The reason that would have sucked on an LCD is that LCD native resolution is the ONLY resolution you want to run at and it was always higher than the resolution I played my games in. Having an LCD upsample 8x6 to 1024x768 is just going to look nasty. Like when I got masters of orion 3 on my laptop. MOO3 ran ONLY in 800x600, and my laptop runs only in 1024x768. Result: play something else.

Now, I have more modern hardware, and an LCD TV as my monitor running at 1360x768 which my stupidly expensive video card can actually handle. And my xbox360 looks super on it in HD.

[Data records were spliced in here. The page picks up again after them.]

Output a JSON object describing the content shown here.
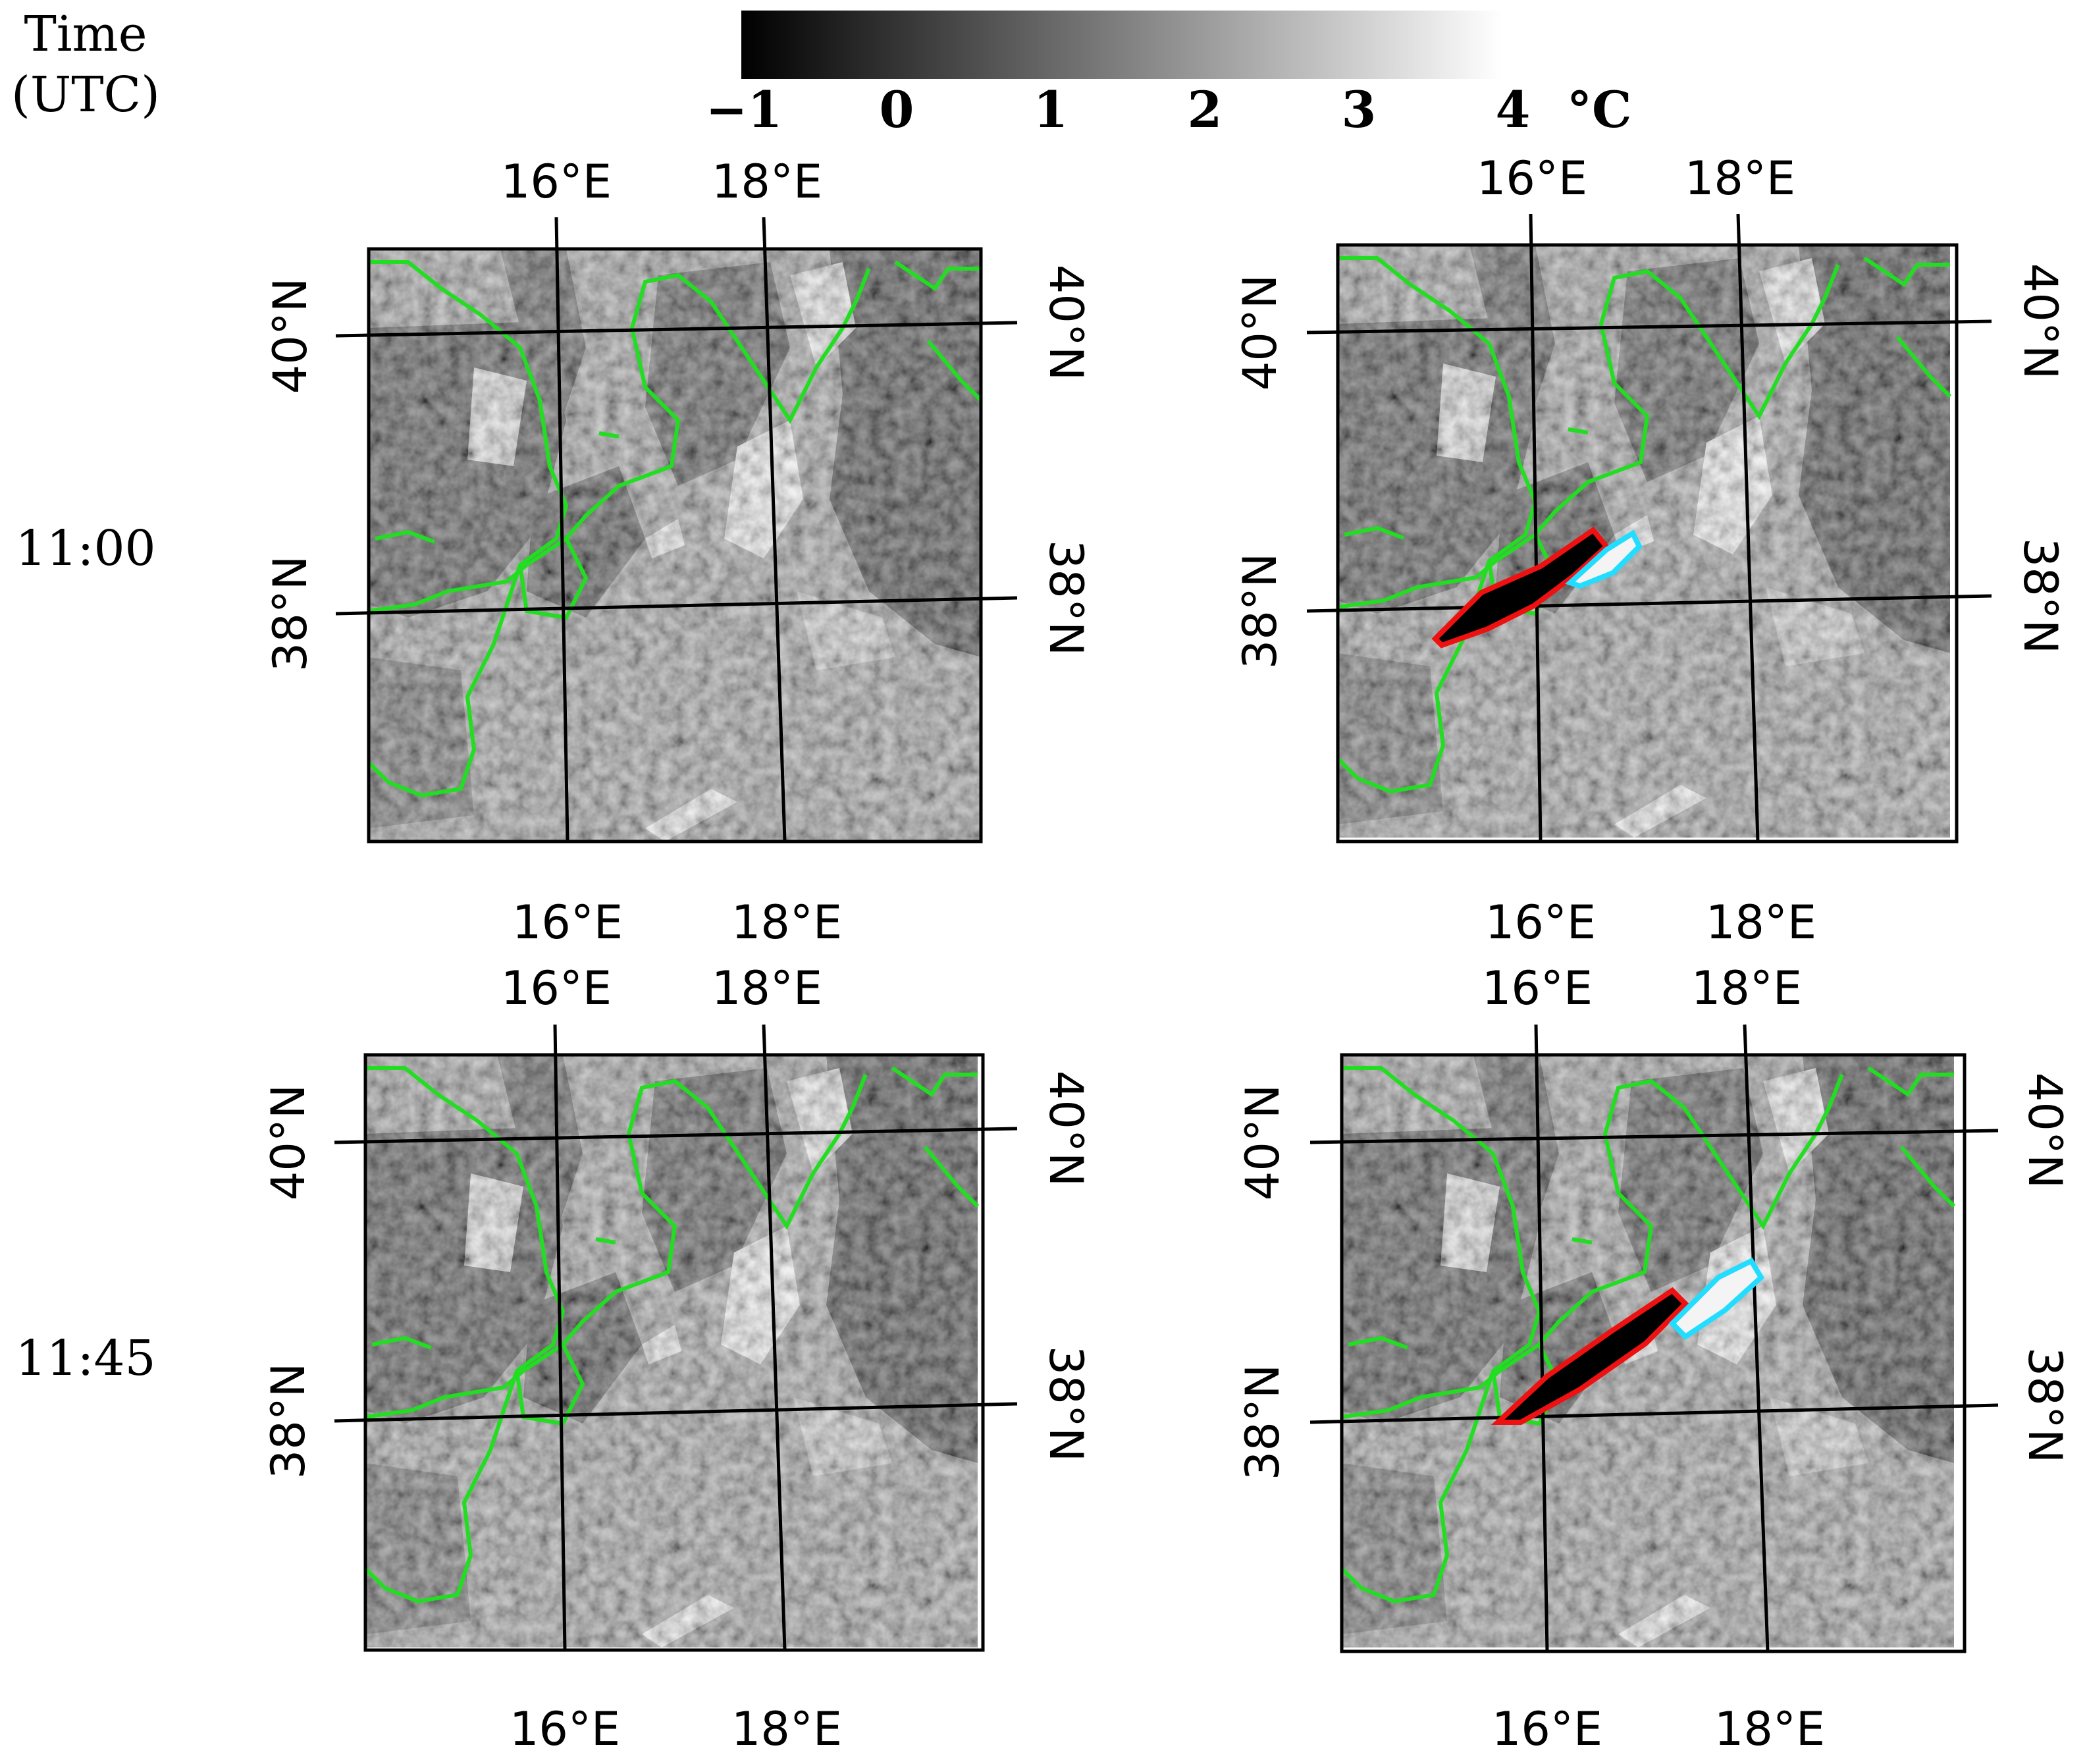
{
  "time_header": [
    "Time",
    "(UTC)"
  ],
  "colorbar": {
    "labels": [
      "−1",
      "0",
      "1",
      "2",
      "3",
      "4"
    ],
    "unit": "°C",
    "from_color": "#000000",
    "to_color": "#ffffff"
  },
  "rows": [
    {
      "time": "11:00"
    },
    {
      "time": "11:45"
    }
  ],
  "axis_labels": {
    "lon": [
      "16°E",
      "18°E"
    ],
    "lat": [
      "40°N",
      "38°N"
    ]
  },
  "colors": {
    "coastline": "#22dd22",
    "red_contour": "#ee1111",
    "cyan_contour": "#22ddff",
    "grid": "#000000"
  }
}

Now, if you get something that's actually supposed to be a monitor with a higher specs than my TV (which is pretty likely - it looks great but was cheap), I imagine you'll pretty freakin happy.

Clear type is a godsend.

Oh, and WOW looks great on LCD.
posted by jaded at 1:55 PM on August 31, 2006

I use the Samsung 204b (6ms response time) to play WoW and various shooters and have not noticed any loss of quality from the previous CRT monitor. I have used three different cards with this LCD without seeing any ghosting or other major issues (ti4400, 9800pro and 6800, all DVI output.)

We have another 19" Samsung LCD with an 8ms response time that also works very well for gaming. I haven't noticed any ghosting with it (9800pro and 6800GT, both VGA output.)

As noted previously, there are some minor gamma issues and I can't vouch for color accuracy as I don't do anything that requires it. The blood on the screen still looks like blood to me.